歴史的な大勝を受けて会見する高市首相(写真:代表撮影/ロイター/アフロ)
(山本一郎:財団法人情報法制研究所 上席研究員・事務局次長)
2月8日の投開票を終え、いまこうしてキーボードに向かっています。まずは、今回の選挙に関わったすべての皆さまに感謝を申し上げます。与野党を問わず候補者および秘書・ご家族の皆さま、選対の皆さま、ボランティアとして駆け回ってくださった支援者の皆さま、そして何より、短期間での電撃解散にもかかわらず投開票と最高裁裁判官国民審査を混乱なく遂行しきった全国の基礎自治体と地方公務員の皆さまには、心からの敬意と感謝を表します。
どのような結果であれ、投票所に足を運んでくださった有権者の皆さまの一票一票は、この国の民主主義の根幹を支えるものです。

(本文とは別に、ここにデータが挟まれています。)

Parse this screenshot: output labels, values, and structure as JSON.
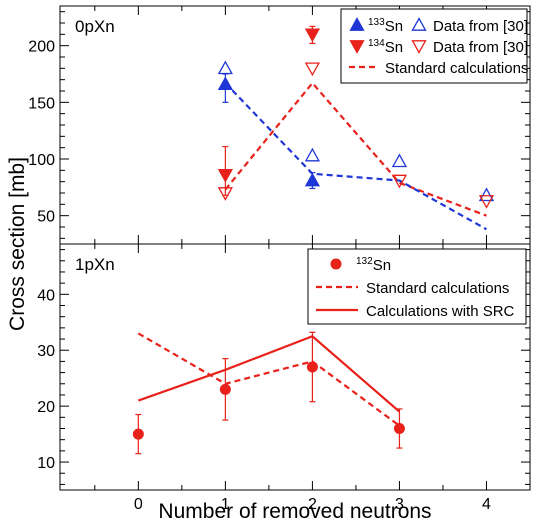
{
  "chart_data": [
    {
      "panel_label": "0pXn",
      "type": "scatter",
      "xlim": [
        -0.9,
        4.5
      ],
      "ylim": [
        25,
        235
      ],
      "yticks": [
        50,
        100,
        150,
        200
      ],
      "grid": false,
      "legend_position": "top-right",
      "series": [
        {
          "name": "133Sn",
          "label_sup": "133",
          "label_base": "Sn",
          "kind": "points",
          "marker": "triangle-up-filled",
          "color": "#1f37d6",
          "points": [
            {
              "x": 1,
              "y": 166,
              "err_low": 16,
              "err_high": 9
            },
            {
              "x": 2,
              "y": 81,
              "err_low": 7,
              "err_high": 7
            }
          ]
        },
        {
          "name": "Data from [30]",
          "label": "Data from [30]",
          "kind": "points",
          "marker": "triangle-up-open",
          "color": "#1f37d6",
          "points": [
            {
              "x": 1,
              "y": 180
            },
            {
              "x": 2,
              "y": 103
            },
            {
              "x": 3,
              "y": 98
            },
            {
              "x": 4,
              "y": 68
            }
          ]
        },
        {
          "name": "134Sn",
          "label_sup": "134",
          "label_base": "Sn",
          "kind": "points",
          "marker": "triangle-down-filled",
          "color": "#e8221a",
          "points": [
            {
              "x": 1,
              "y": 86,
              "err_low": 18,
              "err_high": 25
            },
            {
              "x": 2,
              "y": 210,
              "err_low": 8,
              "err_high": 7
            }
          ]
        },
        {
          "name": "Data from [30]",
          "label": "Data from [30]",
          "kind": "points",
          "marker": "triangle-down-open",
          "color": "#e8221a",
          "points": [
            {
              "x": 1,
              "y": 70
            },
            {
              "x": 2,
              "y": 180
            },
            {
              "x": 3,
              "y": 81
            },
            {
              "x": 4,
              "y": 63
            }
          ]
        },
        {
          "name": "Standard calculations",
          "label": "Standard calculations",
          "kind": "line",
          "dash": true,
          "color": "#e8221a",
          "x": [
            1,
            2,
            3,
            4
          ],
          "y": [
            73,
            167,
            79,
            50
          ]
        },
        {
          "name": "Standard calculations (133Sn)",
          "kind": "line",
          "dash": true,
          "color": "#1f37d6",
          "in_legend": false,
          "x": [
            1,
            2,
            3,
            4
          ],
          "y": [
            167,
            87,
            81,
            38
          ]
        }
      ]
    },
    {
      "panel_label": "1pXn",
      "type": "scatter",
      "xlim": [
        -0.9,
        4.5
      ],
      "ylim": [
        5,
        49
      ],
      "yticks": [
        10,
        20,
        30,
        40
      ],
      "xticks": [
        0,
        1,
        2,
        3,
        4
      ],
      "xlabel": "Number of removed neutrons",
      "grid": false,
      "legend_position": "top-right",
      "series": [
        {
          "name": "132Sn",
          "label_sup": "132",
          "label_base": "Sn",
          "kind": "points",
          "marker": "circle-filled",
          "color": "#e8221a",
          "points": [
            {
              "x": 0,
              "y": 15,
              "err_low": 3.5,
              "err_high": 3.5
            },
            {
              "x": 1,
              "y": 23,
              "err_low": 5.5,
              "err_high": 5.5
            },
            {
              "x": 2,
              "y": 27,
              "err_low": 6.2,
              "err_high": 6.2
            },
            {
              "x": 3,
              "y": 16,
              "err_low": 3.5,
              "err_high": 3.5
            }
          ]
        },
        {
          "name": "Standard calculations",
          "label": "Standard calculations",
          "kind": "line",
          "dash": true,
          "color": "#e8221a",
          "x": [
            0,
            1,
            2,
            3
          ],
          "y": [
            33,
            24,
            28,
            16.5
          ]
        },
        {
          "name": "Calculations with SRC",
          "label": "Calculations with SRC",
          "kind": "line",
          "dash": false,
          "color": "#e8221a",
          "x": [
            0,
            1,
            2,
            3
          ],
          "y": [
            21,
            26.5,
            32.5,
            19
          ]
        }
      ]
    }
  ],
  "shared": {
    "ylabel": "Cross section [mb]"
  }
}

その判断を真摯に受け止めたいと存じます。また、今回の選挙に際しましては、さまざまな関係先の皆さまにもご協力を賜りました。引き続きよろしくお願いいたします。
さて、蓋を開けてみれば大勝利に終わった自由民主党ですが、手放しで喜んでいる場合ではないというのが率直な感想です。獲得議席が300を超えるという、朝日新聞の情勢調査がほぼ的中するメガトン級の結果となりましたが、この議席数に見合った党勢が本当に伴っているのかと聞かれれば、難しいところです。
正直に申し上げると、公示直前のパネル調査などの数字が与党側から見るとそこまで芳しいものではなく、自民単独過半数いけるのかどうか?というようなものでありました。そこから選挙戦を経て、お訴えを続けていく中で高市自民への有権者の皆さまのご支持、ご支援がさらに集まったというのが実際ではないかと思います。
調査するごとに高市早苗政権への支持率は徐々に下がり、他方で新たに組み上げられた旧立憲民主党と旧公明党両党による中道改革連合さんの浸透が進んで、どこかでひっくり返されてしまうのではないか、という危機感は強くございました。
結果的に、想定以上に有権者の皆さまから支持される形での今回の大勝は、高市早苗さん個人の政治家としての底堅い人気と、それ以上に野党側の盛大な敵失に支えられた面が極めて大きいのではないかと思います。
転換点は間違いなく「NHK党首討論ドタキャン」問題でした。野党から「逃げるな」という強いご批判がありましたが、高市サイドはリウマチなどの健康問題を掲げて反論。結果として、多くの有権者の皆さまからは「早苗さん可哀想」という、見ているこちらが「え?」と思うような大変好意的な反応を頂戴したわけであります。
前後には「円安でホクホク」発言もあり、とにかく高市早苗さん本人のご発言で言いがかりをつけられないようにディフェンシブ的な発信を心がけ、言質を取らせない作戦になったのかなと思うところであります。
もちろん自民党側にも事情があり、地方組織の立て直しや党員の裾野拡大といった、自民党の地力そのものが回復したわけでは到底ありません。あくまで総理の高市早苗がやろうとしていることを自民党一丸となって支えるというイメージ選挙に終始する必要がありました。それ以上のことを言う必要がなかったのです。